Revenant après une heure et demie de marche salutaire - on nous l'a tant répété - , je vis un homme jeune sortir de son modeste véhicule aussi ancien que le mien. Il était manifeste qu'il attendait quelqu'un. Pourquoi les homos de province ont-ils toujours de vieilles voitures défraichies ? pensai-je. À la réflexion, ce n'est pas leur spécificité, mais celle de la majeure partie de la population, du moins de ceux qui ne se sont pas endettés, aveuglés par la prime à la casse (de leurs économies).

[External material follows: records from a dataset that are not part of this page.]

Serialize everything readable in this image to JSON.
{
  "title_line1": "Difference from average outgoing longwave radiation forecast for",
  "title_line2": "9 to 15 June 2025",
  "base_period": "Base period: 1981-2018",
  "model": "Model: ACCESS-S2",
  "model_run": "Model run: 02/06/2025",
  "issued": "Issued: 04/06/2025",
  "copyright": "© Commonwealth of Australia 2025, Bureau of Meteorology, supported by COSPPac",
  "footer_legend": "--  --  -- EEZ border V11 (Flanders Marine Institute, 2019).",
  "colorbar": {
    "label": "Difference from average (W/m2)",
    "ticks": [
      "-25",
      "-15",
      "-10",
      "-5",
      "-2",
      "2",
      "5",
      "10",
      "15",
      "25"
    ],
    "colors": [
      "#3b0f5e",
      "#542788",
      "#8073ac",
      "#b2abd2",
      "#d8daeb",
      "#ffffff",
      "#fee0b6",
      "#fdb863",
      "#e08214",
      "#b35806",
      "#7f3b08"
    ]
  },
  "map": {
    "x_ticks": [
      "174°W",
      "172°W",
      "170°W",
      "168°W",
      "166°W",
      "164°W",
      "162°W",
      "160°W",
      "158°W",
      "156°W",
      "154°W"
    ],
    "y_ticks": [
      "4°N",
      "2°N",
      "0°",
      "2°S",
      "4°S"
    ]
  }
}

La fébrilité de cet homme renforçait son apparence quasi adolescente, ce que je remarquai car il s'était arrêté à quelques mètres alors que je remettais des chaussures plus adaptées à la conduite. J'eus l'impression qu'il hésitait à m'aborder mais jugeai inutile d'engager la conversation, persuadé que mon attitude, ainsi que mon apparence, le dissuaderait naturellement.
Mais alors que je démarrai, je le vis se précipiter dans son véhicule et l'engager sur la chaussée. Regardant dans le rétroviseur, je ne l'aperçus plus. Normal, il attendait que ma place de parking se libérât. Encore un fantasme qui n'aura pas eu le temps d'émerger.